I begin by welcoming the hon. Gentleman to his new responsibilities. I note that his predecessor, the hon. Member for Altrincham and Sale, West (Mr. Brady), is sitting a few rows behind him. In giving him advice about the conduct of his new responsibilities, I am sure that his hon. Friend will encourage him to keep in step not only with the grass roots of the Conservative party but with the hokey cokey of the leadership too. I hope that he is able to do that while maintaining his vigorously anti-European sentiments.
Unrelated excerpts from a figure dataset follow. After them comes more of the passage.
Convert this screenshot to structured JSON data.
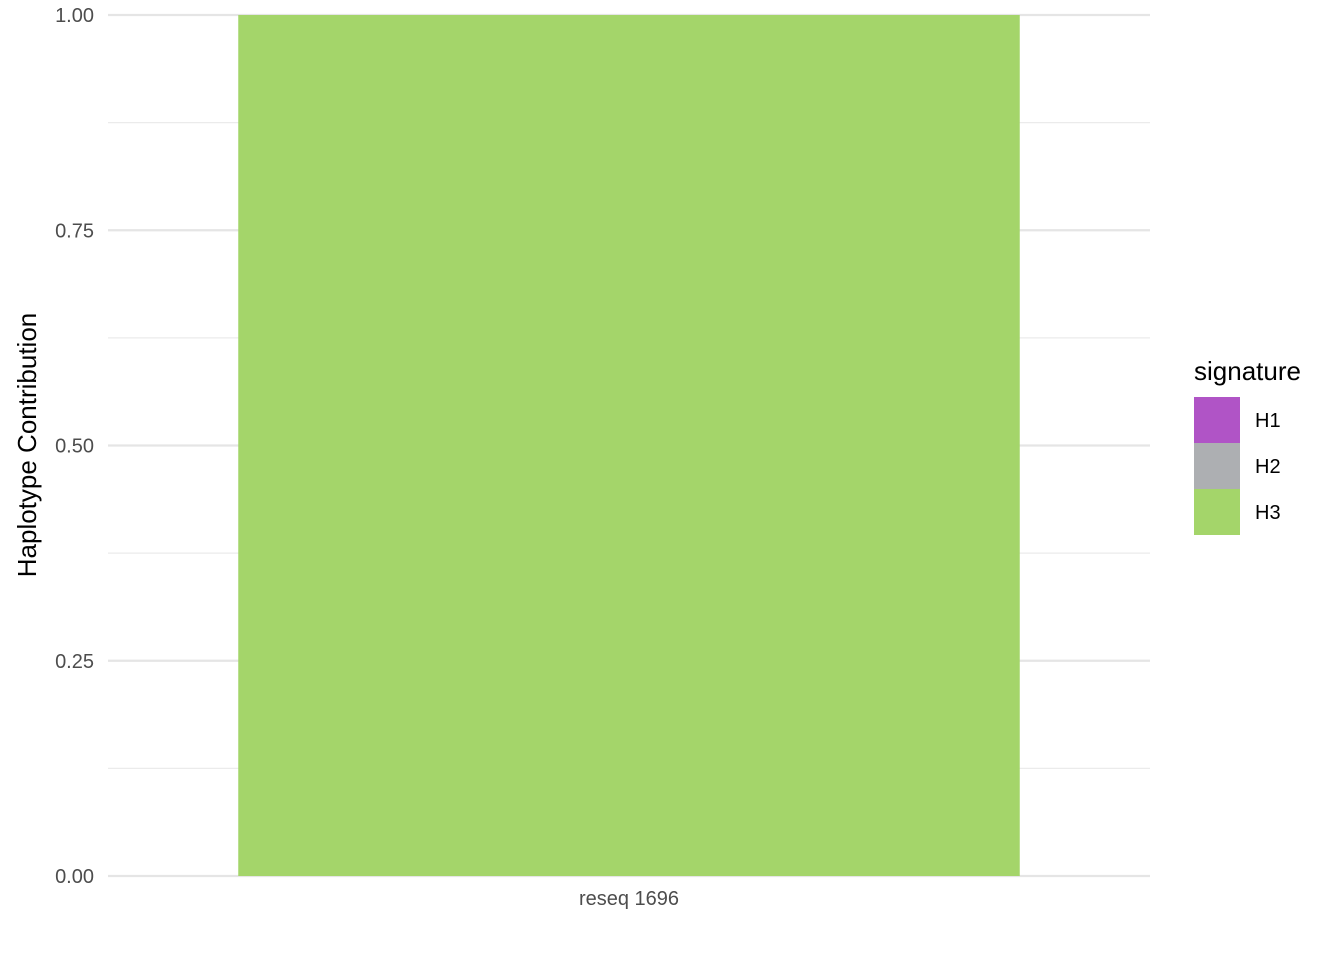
{
  "chart_data": {
    "type": "bar",
    "stacked": true,
    "categories": [
      "reseq 1696"
    ],
    "series": [
      {
        "name": "H1",
        "values": [
          0
        ],
        "color": "#B054C6"
      },
      {
        "name": "H2",
        "values": [
          0
        ],
        "color": "#ADAFB2"
      },
      {
        "name": "H3",
        "values": [
          1.0
        ],
        "color": "#A4D56A"
      }
    ],
    "title": "",
    "xlabel": "",
    "ylabel": "Haplotype Contribution",
    "ylim": [
      0,
      1
    ],
    "yticks": [
      "0.00",
      "0.25",
      "0.50",
      "0.75",
      "1.00"
    ],
    "grid": true,
    "legend": {
      "title": "signature",
      "position": "right"
    }
  }
}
On the question about the Home Affairs Committee, may I make clear to the House that I was not invited by that Committee to give evidence? Had it invited me, I would have been delighted to respond positively, as I did to the Foreign Affairs Committee when it invited me to give evidence. For the sake of historical accuracy, may I remind the House again that it was a Conservative Government who introduced the European competence in respect of home affairs and justice? Indeed, the right hon. Member for Richmond, Yorks (Mr. Hague) voted against a referendum on that issue. Obviously, the matter will have to be negotiated at the European Council.

BILL PRESENTED

Child Maintenance and Other Payments

Mr. Secretary Hutton, supported by the Prime Minister, Mr. Secretary Prescott, Mr. Chancellor of the Exchequer, Secretary John Reid, Mr. Secretary Hain, Secretary Alan Johnson and Mr. Secretary Alexander, presented a Bill to establish the Child Maintenance and Enforcement Commission; to amend the law relating to child support; to make provision about lump sum payments to or in respect of persons with diffuse mesothelioma; and for connected purposes: And the same was read the First time; and ordered to be read a Second time tomorrow, and to be printed. Explanatory notes to be printed. [Bill 118].